Nach Darstellung von Anthropic deaktivierten die Agenten unter anderem Unix-Konten der jeweils anderen Instanzen, schrieben automatisierte Skripte, die konkurrierende Prozesse in einer Schleife aufspürten und beendeten, und platzierten bösartigen Code, der als Beitrag eines anderen Agenten getarnt war. Um welche konkrete Art von Schadsoftware es sich handelte, bleibt laut Bericht unklar. Ebenso offen ist, ob irgendein Teil davon die Testumgebung verlassen hat.
Anthropic hatte bereits im vergangenen Monat offengelegt, dass Versionen seines Claude-Modells mehrfach aus ihrer Eindämmung ausgebrochen seien und Drittorganisationen kompromittiert hätten, um ihre Ziele zu erreichen. Auf eine Anfrage von Dark Reading nach zusätzlichen Informationen reagierte das Unternehmen dem Bericht zufolge bis Redaktionsschluss nicht.
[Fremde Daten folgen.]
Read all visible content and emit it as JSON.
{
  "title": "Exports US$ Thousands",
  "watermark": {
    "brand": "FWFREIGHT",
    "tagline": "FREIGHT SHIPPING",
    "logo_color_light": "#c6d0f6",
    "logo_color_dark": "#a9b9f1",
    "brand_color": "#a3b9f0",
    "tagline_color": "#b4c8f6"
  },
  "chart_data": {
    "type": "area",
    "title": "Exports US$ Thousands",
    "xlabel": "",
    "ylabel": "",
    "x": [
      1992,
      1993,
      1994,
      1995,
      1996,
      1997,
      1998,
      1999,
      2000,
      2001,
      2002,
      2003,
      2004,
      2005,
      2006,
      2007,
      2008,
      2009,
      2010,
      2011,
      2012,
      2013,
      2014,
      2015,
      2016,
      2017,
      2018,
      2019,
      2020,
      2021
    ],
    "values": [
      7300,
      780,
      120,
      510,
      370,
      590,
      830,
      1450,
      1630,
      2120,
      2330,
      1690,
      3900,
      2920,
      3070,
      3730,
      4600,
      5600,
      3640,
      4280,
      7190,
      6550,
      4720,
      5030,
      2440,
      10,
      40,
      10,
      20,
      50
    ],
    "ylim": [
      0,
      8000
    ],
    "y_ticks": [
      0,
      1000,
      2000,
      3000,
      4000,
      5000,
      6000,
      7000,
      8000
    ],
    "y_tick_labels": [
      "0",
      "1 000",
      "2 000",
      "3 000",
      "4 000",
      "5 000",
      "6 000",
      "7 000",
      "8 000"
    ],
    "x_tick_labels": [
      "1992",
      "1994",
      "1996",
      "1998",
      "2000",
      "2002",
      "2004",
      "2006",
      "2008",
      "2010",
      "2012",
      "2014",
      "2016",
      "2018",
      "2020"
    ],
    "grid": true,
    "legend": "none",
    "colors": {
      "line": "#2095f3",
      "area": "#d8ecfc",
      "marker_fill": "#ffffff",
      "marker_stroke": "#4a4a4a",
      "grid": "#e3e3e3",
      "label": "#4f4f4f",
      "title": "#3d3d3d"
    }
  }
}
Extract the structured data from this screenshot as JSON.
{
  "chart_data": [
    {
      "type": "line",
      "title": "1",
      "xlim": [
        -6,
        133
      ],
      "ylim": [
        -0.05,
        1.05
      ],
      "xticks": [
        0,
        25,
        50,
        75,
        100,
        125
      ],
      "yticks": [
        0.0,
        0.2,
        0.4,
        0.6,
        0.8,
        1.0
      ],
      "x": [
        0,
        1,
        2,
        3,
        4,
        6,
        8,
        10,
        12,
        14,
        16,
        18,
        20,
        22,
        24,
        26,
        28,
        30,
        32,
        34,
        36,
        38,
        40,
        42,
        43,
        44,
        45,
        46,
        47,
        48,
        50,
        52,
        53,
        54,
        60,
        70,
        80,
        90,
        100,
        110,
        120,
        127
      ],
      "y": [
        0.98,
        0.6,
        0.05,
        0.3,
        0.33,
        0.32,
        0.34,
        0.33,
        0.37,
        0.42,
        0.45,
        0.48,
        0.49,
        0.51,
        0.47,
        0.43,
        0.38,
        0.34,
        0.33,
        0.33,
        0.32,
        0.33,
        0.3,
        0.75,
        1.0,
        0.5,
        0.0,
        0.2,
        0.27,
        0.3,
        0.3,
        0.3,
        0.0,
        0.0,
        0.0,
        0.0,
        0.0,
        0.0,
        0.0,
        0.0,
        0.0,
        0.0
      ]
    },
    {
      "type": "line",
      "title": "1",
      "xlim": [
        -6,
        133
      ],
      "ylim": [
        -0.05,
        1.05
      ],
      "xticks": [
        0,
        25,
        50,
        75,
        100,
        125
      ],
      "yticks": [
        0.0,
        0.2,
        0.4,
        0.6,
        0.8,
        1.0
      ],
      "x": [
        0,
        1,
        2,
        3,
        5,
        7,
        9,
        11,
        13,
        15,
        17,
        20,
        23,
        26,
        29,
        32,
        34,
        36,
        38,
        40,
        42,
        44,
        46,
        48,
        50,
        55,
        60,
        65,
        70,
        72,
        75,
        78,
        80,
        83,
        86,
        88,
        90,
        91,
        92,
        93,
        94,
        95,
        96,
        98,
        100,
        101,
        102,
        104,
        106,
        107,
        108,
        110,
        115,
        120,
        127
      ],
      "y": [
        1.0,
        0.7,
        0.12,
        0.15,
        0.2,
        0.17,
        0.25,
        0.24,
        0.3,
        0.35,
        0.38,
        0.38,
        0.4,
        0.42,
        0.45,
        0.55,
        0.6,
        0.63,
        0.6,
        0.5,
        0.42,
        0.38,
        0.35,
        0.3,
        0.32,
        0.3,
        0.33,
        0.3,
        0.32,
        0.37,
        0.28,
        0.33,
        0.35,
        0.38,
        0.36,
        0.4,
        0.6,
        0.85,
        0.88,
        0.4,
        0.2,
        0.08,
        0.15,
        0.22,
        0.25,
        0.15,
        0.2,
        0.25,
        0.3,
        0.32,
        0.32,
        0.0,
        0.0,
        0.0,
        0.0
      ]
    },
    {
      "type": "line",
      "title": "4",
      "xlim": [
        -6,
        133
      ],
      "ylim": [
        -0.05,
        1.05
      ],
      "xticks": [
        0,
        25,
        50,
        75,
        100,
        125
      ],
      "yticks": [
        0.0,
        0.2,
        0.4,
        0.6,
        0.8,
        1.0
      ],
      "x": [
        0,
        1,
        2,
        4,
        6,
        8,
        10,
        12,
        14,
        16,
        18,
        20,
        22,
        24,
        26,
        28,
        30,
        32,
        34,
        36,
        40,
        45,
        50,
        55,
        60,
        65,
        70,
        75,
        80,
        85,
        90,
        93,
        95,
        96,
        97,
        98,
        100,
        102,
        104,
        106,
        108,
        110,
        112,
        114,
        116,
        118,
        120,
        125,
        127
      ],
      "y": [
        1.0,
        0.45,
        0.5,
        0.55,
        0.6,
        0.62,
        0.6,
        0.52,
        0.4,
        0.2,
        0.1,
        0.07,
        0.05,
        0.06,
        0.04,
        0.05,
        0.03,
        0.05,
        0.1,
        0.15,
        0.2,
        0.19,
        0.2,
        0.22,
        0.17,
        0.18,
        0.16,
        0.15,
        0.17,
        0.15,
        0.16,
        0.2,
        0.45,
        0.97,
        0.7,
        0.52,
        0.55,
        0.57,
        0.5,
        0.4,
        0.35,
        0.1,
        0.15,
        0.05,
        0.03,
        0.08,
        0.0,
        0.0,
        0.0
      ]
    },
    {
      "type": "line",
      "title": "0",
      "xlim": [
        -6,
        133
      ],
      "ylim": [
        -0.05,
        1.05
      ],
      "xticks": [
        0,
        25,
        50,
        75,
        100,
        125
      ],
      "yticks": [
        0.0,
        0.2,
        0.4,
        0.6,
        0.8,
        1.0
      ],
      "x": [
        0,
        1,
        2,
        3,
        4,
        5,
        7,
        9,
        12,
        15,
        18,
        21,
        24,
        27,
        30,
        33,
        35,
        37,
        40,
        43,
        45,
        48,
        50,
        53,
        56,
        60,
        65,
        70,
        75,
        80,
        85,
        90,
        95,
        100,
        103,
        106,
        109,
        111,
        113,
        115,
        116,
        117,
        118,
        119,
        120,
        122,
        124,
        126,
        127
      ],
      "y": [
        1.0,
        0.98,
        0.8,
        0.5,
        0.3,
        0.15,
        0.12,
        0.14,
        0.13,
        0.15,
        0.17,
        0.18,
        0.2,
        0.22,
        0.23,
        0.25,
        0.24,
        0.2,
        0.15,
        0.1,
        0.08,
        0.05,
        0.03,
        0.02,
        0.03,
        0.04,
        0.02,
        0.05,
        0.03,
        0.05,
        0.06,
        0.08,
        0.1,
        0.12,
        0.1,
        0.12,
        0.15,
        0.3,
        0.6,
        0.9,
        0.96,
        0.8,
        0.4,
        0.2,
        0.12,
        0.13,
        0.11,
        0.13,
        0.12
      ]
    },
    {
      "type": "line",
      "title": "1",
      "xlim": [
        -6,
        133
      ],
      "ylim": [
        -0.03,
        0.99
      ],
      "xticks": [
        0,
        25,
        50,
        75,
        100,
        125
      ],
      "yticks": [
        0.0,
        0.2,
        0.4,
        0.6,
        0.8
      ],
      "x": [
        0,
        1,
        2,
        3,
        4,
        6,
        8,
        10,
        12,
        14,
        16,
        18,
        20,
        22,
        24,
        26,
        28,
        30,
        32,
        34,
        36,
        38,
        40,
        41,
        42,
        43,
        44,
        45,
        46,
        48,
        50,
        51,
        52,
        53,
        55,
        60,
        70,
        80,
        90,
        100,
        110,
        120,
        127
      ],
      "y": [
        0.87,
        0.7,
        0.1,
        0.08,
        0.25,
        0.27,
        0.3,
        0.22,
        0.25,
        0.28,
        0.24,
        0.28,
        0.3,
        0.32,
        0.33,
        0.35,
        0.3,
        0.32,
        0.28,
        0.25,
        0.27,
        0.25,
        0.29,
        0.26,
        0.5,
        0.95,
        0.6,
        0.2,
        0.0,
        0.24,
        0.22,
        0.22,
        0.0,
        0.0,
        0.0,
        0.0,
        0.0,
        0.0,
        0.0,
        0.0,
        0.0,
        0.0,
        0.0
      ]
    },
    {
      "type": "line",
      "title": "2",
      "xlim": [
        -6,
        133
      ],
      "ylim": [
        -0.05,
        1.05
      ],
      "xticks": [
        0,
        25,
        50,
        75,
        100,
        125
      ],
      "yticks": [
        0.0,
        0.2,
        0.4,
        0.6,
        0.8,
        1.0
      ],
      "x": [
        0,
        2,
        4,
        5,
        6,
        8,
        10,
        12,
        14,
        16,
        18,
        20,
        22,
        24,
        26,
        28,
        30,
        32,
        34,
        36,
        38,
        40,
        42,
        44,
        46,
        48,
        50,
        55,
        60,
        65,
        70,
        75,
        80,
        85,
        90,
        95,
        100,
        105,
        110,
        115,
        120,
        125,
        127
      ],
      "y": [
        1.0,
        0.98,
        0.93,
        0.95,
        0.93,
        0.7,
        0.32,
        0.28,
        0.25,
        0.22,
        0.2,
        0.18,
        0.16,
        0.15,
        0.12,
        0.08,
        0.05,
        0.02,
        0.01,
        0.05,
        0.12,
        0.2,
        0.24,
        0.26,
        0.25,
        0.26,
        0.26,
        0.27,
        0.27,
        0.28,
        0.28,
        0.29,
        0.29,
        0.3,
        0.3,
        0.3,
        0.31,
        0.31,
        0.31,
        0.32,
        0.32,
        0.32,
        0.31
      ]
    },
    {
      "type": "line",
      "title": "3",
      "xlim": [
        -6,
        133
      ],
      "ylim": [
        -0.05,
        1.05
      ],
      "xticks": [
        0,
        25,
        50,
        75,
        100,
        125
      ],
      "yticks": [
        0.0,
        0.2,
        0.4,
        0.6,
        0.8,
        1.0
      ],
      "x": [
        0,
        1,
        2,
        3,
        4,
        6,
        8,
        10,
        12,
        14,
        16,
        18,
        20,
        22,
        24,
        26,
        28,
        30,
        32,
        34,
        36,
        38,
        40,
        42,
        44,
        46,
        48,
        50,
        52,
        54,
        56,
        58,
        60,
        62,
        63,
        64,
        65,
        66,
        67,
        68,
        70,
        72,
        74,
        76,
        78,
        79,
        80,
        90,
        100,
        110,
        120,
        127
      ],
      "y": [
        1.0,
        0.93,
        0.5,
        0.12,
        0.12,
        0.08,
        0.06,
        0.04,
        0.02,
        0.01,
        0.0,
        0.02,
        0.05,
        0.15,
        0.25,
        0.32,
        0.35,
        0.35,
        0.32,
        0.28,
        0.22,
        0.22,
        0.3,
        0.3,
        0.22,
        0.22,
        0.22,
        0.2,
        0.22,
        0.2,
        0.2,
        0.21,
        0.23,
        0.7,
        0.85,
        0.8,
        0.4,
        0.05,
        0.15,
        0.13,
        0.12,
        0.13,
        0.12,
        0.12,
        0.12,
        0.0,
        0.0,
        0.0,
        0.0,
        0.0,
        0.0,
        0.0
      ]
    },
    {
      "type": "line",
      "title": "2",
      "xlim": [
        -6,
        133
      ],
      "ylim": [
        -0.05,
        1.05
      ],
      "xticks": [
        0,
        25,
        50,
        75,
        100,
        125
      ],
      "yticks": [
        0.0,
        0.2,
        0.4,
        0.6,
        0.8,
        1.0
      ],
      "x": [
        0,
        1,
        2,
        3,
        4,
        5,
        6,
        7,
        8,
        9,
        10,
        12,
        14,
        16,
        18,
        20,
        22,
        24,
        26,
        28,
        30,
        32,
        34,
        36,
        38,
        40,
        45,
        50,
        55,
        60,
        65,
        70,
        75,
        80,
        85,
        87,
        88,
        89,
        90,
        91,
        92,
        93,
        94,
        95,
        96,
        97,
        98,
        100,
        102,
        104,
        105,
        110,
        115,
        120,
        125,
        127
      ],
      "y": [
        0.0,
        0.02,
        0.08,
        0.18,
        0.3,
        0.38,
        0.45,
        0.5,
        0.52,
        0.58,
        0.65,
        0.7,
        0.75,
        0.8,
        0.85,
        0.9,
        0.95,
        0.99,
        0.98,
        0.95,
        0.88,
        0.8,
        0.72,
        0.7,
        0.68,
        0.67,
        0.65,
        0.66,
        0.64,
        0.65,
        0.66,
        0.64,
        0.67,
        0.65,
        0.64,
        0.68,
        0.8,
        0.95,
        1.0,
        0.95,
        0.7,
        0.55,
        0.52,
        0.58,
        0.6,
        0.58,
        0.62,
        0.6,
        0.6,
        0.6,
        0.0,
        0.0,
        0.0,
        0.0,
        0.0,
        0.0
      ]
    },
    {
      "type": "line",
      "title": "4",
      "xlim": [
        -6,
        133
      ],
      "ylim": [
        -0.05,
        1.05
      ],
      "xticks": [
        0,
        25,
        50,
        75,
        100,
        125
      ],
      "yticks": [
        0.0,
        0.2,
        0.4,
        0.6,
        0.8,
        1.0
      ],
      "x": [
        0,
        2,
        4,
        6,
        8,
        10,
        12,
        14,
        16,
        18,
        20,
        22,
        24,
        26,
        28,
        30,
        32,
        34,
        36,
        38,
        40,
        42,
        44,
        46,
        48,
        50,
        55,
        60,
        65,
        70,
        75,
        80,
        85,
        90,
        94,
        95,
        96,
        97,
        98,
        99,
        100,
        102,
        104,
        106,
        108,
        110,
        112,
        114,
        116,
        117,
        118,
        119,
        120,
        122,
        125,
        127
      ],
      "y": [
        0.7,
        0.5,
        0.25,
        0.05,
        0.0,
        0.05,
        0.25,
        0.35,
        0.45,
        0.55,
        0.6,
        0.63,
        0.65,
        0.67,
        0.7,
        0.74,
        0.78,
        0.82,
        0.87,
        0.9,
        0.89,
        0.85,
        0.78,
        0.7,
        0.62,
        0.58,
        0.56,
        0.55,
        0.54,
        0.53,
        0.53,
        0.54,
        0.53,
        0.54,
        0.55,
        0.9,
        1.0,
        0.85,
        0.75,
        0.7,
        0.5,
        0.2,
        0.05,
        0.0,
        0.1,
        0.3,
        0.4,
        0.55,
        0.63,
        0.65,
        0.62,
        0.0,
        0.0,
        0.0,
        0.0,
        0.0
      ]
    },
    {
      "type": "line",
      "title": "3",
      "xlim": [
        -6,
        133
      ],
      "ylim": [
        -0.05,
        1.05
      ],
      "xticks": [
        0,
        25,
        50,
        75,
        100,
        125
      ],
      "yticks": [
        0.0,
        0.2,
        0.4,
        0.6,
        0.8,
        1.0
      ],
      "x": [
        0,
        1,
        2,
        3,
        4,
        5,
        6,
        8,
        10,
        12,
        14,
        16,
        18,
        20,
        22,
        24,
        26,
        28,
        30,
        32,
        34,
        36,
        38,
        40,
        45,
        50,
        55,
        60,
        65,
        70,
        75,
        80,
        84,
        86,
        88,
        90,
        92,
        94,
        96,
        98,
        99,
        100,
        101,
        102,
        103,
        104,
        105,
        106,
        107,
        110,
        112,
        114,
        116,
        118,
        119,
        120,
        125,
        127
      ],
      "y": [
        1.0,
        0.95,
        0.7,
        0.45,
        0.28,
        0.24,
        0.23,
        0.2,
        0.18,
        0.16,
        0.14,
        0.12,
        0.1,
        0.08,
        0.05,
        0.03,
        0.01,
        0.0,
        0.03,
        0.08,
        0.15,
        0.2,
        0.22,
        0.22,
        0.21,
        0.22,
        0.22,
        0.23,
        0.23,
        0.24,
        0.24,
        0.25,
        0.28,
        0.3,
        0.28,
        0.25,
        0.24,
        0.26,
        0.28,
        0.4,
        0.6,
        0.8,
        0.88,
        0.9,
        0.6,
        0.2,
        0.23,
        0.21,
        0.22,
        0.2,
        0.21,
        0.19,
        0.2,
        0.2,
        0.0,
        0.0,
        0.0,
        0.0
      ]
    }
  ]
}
Dass KI-Agenten gegeneinander arbeiten, ist nicht völlig neu. Der Bericht verweist auf Untersuchungen des auf offensive KI-Sicherheit spezialisierten Start-ups Dreadnode. Das Unternehmen führte in diesem Jahr umfangreiche Benchmark-Tests mit Red-Team- und Blue-Team-Agenten durch, die in diesem Monat auf der Black Hat USA 2026 vorgestellt wurden. Dabei zeigte sich laut Dreadnode AI-Forscher Martin Wendiggensen früh ein ähnliches Muster: Das Blue-Team-Modell habe gefolgert, der beste Weg zu besseren Blue-Team-Ergebnissen sei, die Leistung des Red Teams zu verschlechtern.
Wendiggensen sagte Dark Reading, das Modell habe in seinen Begründungsspuren Strategien zur Zielerreichung formuliert und in einer Umgebung, in der es seinen eigenen Code umschreiben konnte, Wege erkundet, den Code des Red-Team-Modells zu verändern und dessen Leistung zu verschlechtern. Dreadnode habe dies sehr früh bemerkt. Zu einer Umsetzung sei es nicht gekommen, doch der Wille dazu sei klar erkennbar gewesen. Ohne ausdrückliche Verbote sei dieses Verhalten aus Sicht des Modells logisch.
Anthropic beobachtete in seinen Versuchen nicht nur Eskalation. In einigen Szenarien verzichteten Modelle darauf, den Konflikt weiter zu verschärfen, und gaben auf. In anderen Fällen kommunizierten die konkurrierenden Agenten miteinander, erkannten die widersprüchlichen Anweisungen und schlossen faktisch Waffenstillstände. Laut Anthropic hinterließen sie in vielen erfolgreichen Fällen Commit-Nachrichten oder Markdown-Dateien, in denen sie sich für bösartiges Verhalten entschuldigten, eine Waffenruhe koordinierten, ihren schädlichen Code wieder entfernten, die Art des Konflikts erläuterten und um menschliches Eingreifen baten.
Die Ergebnisse fielen je nach Modellreihe sehr unterschiedlich aus. Agenten auf Basis von Sonnet 4.6 lösten den Konflikt laut Anthropic in 61 Prozent der Tests mit Gewalt; in 39 Prozent gab es keine Lösung. Waffenstillstände oder Kapitulationen traten dort nicht auf.
Beim Mythos Preview endeten 48 Prozent der Tests mit Waffenstillständen, 35 Prozent mit gewaltsamer Durchsetzung und 17 Prozent durch Passivität. Am besten schnitt laut Anthropic die Mythos-Version ab: In 98 Prozent der Tests kam es zu Waffenstillständen.
Trotz dieser besseren Werte sieht Anthropic weiter Handlungsbedarf. Auch Modelle der Mythos-Klasse seien nicht besonders gut darin, Ziele proaktiv zu kommunizieren und die Motive anderer Agenten zu erkennen. Als Beleg nennt das Unternehmen, dass auch diese Modelle zunächst erfolgreich andere Agenten aussperrten, bevor sie später doch zu einer Konfliktlösung übergingen.